Bettany understands grief in a way only those utterly changed by it can. At 16, his eight-year-old brother, Matthew, died in a tragic accident. Last year, while filming Uncle Frank – an indie drama in which he played a grieving son – he travelled to the film’s set in North Carolina with Matthew’s T-shirt in his suitcase. “I don’t think it’s a particularly healthy way of living, keeping the wounds fresh. How strange that I travelled with this artefact that allows me to go to this place that is not pleasant.” As he gets older, he says, it’s becoming harder and harder to tap in and out of that emotion. “As I hurtle towards my dotage, I’m more fragile than I was. I used to be able to sort of do those things and then go shoot another scene and now I can’t. I’ve got to go home, drink a six-pack of IPA, go to sleep and put that day away.”
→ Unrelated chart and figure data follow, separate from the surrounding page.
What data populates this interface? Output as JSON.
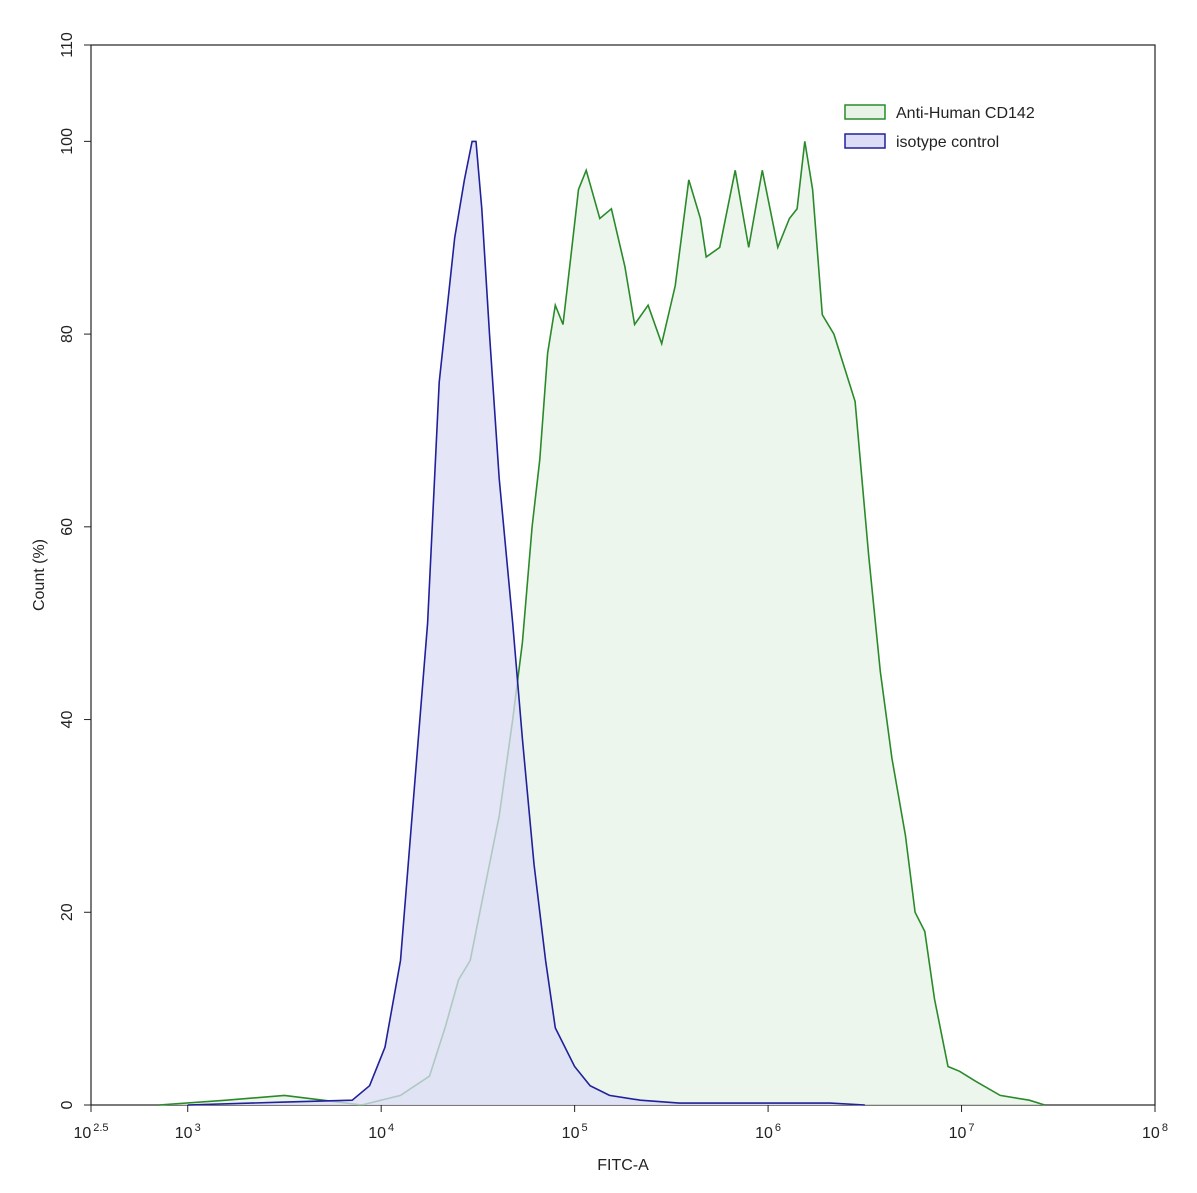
{
  "chart_data": {
    "type": "area",
    "xlabel": "FITC-A",
    "ylabel": "Count  (%)",
    "xscale": "log",
    "xlim": [
      316.23,
      100000000
    ],
    "xticks": [
      {
        "value": 316.23,
        "label": "10",
        "sup": "2.5"
      },
      {
        "value": 1000,
        "label": "10",
        "sup": "3"
      },
      {
        "value": 10000,
        "label": "10",
        "sup": "4"
      },
      {
        "value": 100000,
        "label": "10",
        "sup": "5"
      },
      {
        "value": 1000000,
        "label": "10",
        "sup": "6"
      },
      {
        "value": 10000000,
        "label": "10",
        "sup": "7"
      },
      {
        "value": 100000000,
        "label": "10",
        "sup": "8"
      }
    ],
    "ylim": [
      0,
      110
    ],
    "yticks": [
      0,
      20,
      40,
      60,
      80,
      100,
      110
    ],
    "legend": "upper right",
    "series": [
      {
        "name": "Anti-Human CD142",
        "color": "#2a8a2a",
        "fill": "#e6f3e6",
        "x": [
          708,
          1585,
          3162,
          5012,
          7943,
          12589,
          17783,
          21380,
          25119,
          28840,
          32359,
          36308,
          40738,
          47863,
          53703,
          60256,
          66069,
          72444,
          79433,
          87096,
          95499,
          104713,
          114815,
          134896,
          154882,
          181970,
          204174,
          239883,
          281838,
          331131,
          389045,
          446684,
          478630,
          562341,
          676083,
          794328,
          933254,
          1122018,
          1288250,
          1412538,
          1548817,
          1698244,
          1905461,
          2187762,
          2818383,
          3311311,
          3801894,
          4365158,
          5128614,
          5754399,
          6456542,
          7244360,
          8511380,
          9772372,
          11748976,
          15848932,
          22387211,
          26915348
        ],
        "values": [
          0,
          0.5,
          1,
          0.5,
          0,
          1,
          3,
          8,
          13,
          15,
          20,
          25,
          30,
          40,
          48,
          60,
          67,
          78,
          83,
          81,
          88,
          95,
          97,
          92,
          93,
          87,
          81,
          83,
          79,
          85,
          96,
          92,
          88,
          89,
          97,
          89,
          97,
          89,
          92,
          93,
          100,
          95,
          82,
          80,
          73,
          57,
          45,
          36,
          28,
          20,
          18,
          11,
          4,
          3.5,
          2.5,
          1,
          0.5,
          0
        ]
      },
      {
        "name": "isotype control",
        "color": "#20209a",
        "fill": "#dcdcf6",
        "x": [
          1000,
          3162,
          7079,
          8710,
          10471,
          12589,
          14454,
          17378,
          19953,
          23988,
          26915,
          29512,
          30903,
          33113,
          36308,
          40738,
          47863,
          53703,
          61660,
          70795,
          79433,
          100000,
          120226,
          151356,
          218776,
          346737,
          2089296,
          3162278
        ],
        "values": [
          0,
          0.3,
          0.5,
          2,
          6,
          15,
          30,
          50,
          75,
          90,
          96,
          100,
          100,
          93,
          80,
          65,
          50,
          38,
          25,
          15,
          8,
          4,
          2,
          1,
          0.5,
          0.2,
          0.2,
          0
        ]
      }
    ]
  }
}
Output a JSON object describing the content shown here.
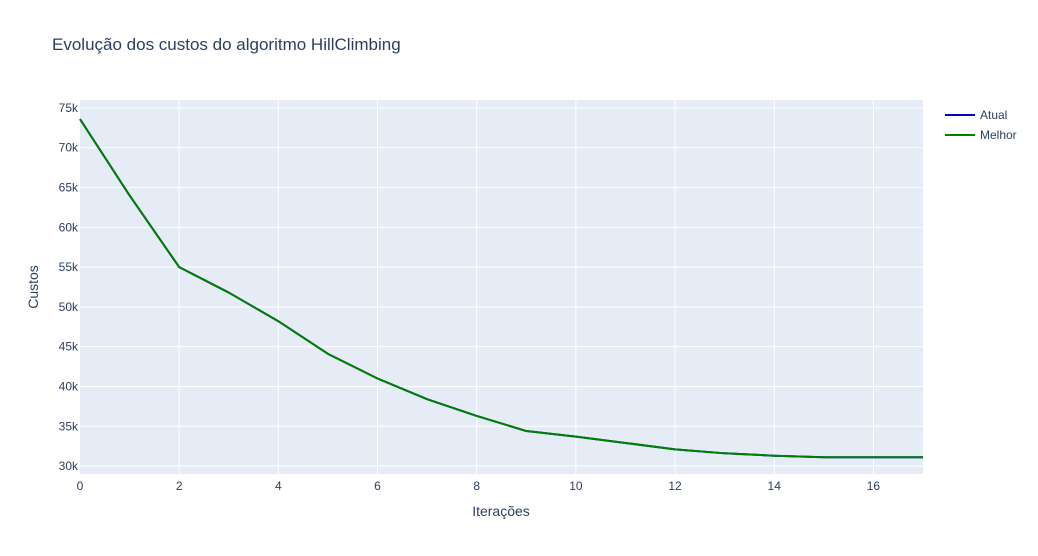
{
  "chart_data": {
    "type": "line",
    "title": "Evolução dos custos do algoritmo HillClimbing",
    "xlabel": "Iterações",
    "ylabel": "Custos",
    "xlim": [
      0,
      17
    ],
    "ylim": [
      29000,
      76000
    ],
    "x_ticks": [
      0,
      2,
      4,
      6,
      8,
      10,
      12,
      14,
      16
    ],
    "x_tick_labels": [
      "0",
      "2",
      "4",
      "6",
      "8",
      "10",
      "12",
      "14",
      "16"
    ],
    "y_ticks": [
      30000,
      35000,
      40000,
      45000,
      50000,
      55000,
      60000,
      65000,
      70000,
      75000
    ],
    "y_tick_labels": [
      "30k",
      "35k",
      "40k",
      "45k",
      "50k",
      "55k",
      "60k",
      "65k",
      "70k",
      "75k"
    ],
    "grid": true,
    "legend_position": "top-right",
    "x": [
      0,
      1,
      2,
      3,
      4,
      5,
      6,
      7,
      8,
      9,
      10,
      11,
      12,
      13,
      14,
      15,
      16,
      17
    ],
    "series": [
      {
        "name": "Atual",
        "color": "#0000cc",
        "values": [
          73600,
          64000,
          55000,
          51800,
          48200,
          44100,
          41000,
          38400,
          36300,
          34400,
          33700,
          32900,
          32100,
          31600,
          31300,
          31100,
          31100,
          31100
        ]
      },
      {
        "name": "Melhor",
        "color": "#008000",
        "values": [
          73600,
          64000,
          55000,
          51800,
          48200,
          44100,
          41000,
          38400,
          36300,
          34400,
          33700,
          32900,
          32100,
          31600,
          31300,
          31100,
          31100,
          31100
        ]
      }
    ]
  },
  "colors": {
    "plot_background": "#e5ecf6",
    "grid": "#ffffff",
    "text": "#2a3f5f"
  }
}
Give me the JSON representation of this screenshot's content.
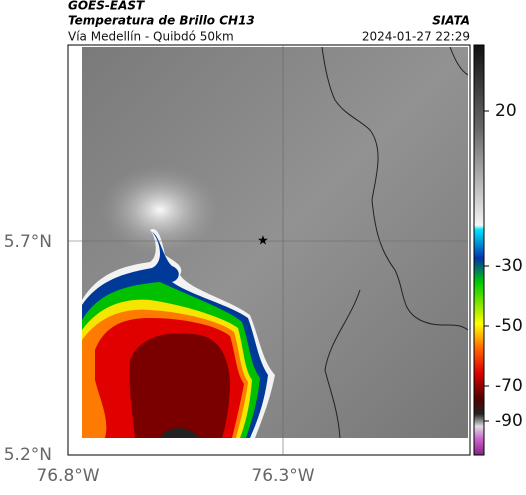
{
  "header": {
    "product": "GOES-EAST",
    "title": "Temperatura de Brillo CH13",
    "route": "Vía Medellín - Quibdó 50km",
    "source": "SIATA",
    "timestamp": "2024-01-27 22:29"
  },
  "axes": {
    "lat_labels": [
      "5.7°N",
      "5.2°N"
    ],
    "lon_labels": [
      "76.8°W",
      "76.3°W"
    ]
  },
  "colorbar": {
    "labels": [
      "20",
      "-30",
      "-50",
      "-70",
      "-90"
    ]
  }
}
In large part, WandaVision appealed to him because he could relate to Wanda’s journey and the way in which the show explored the thorny process of moving on after losing a loved one. “What a clever thing to do with a superhero-genre show and to have this woman going through unspeakable suffering in grief, who also happens to have powers and can create her own world. And then, suddenly, the reality hits and [she realises] ‘I need to let go.’ I really did connect to it.”
While the show is predominantly focused on Wanda’s journey, in the back half of the series Vision winds up becoming the emotional core, as he begins to realise that the life he’s living in sitcom-land is constructed. He delivers the most powerful line of the whole series: “What is grief, if not love persevering?” (a line that was workshopped by head writer Jac Schaeffer, her writers’ room and Bettany, but eventually perfected by her assistant, Laura Monti). You can’t avoid getting emotionally invested, Bettany says, even when dealing with supernatural entities. “You see it as a challenge. Like, I wonder if I can move people as a purple robot. I mean, you couldn’t be more covered in make-up and less accessible.”
He largely avoided social media when the show was airing – “That way madness lies” – so he missed both the emotional outpouring over that scene and the furore that followed an interview in which he teased a massive cameo in the final episodes as “someone I’ve always wanted to work with” that ended up being… Bettany himself, as an all-white version of Vision. When the interview came out, fan theorising hit warp speed and many were convinced that Al Pacino (yes, really) was going to turn up in the series as the villain, Mephisto. “I was like, ‘Oh, that’s a much better idea than it just being Paul Bettany.’” When the finale came and went with no Pacino, some gave Bettany credit for his exquisite trolling, but others were just plain mad. “Never have I regretted something more,” he says. And yet, there may come a day when the post-credit cameo is once again “just Paul Bettany” and they’ll undoubtedly be happy to have him. Because as we’ve learned, in the MCU no one ever really dies.
Might he return as Vision one day? “There were rumours about it. I don’t want to jinx anything yet. I have thoughts about what would be great to do for White Vision with a fresh start. We’ll see.”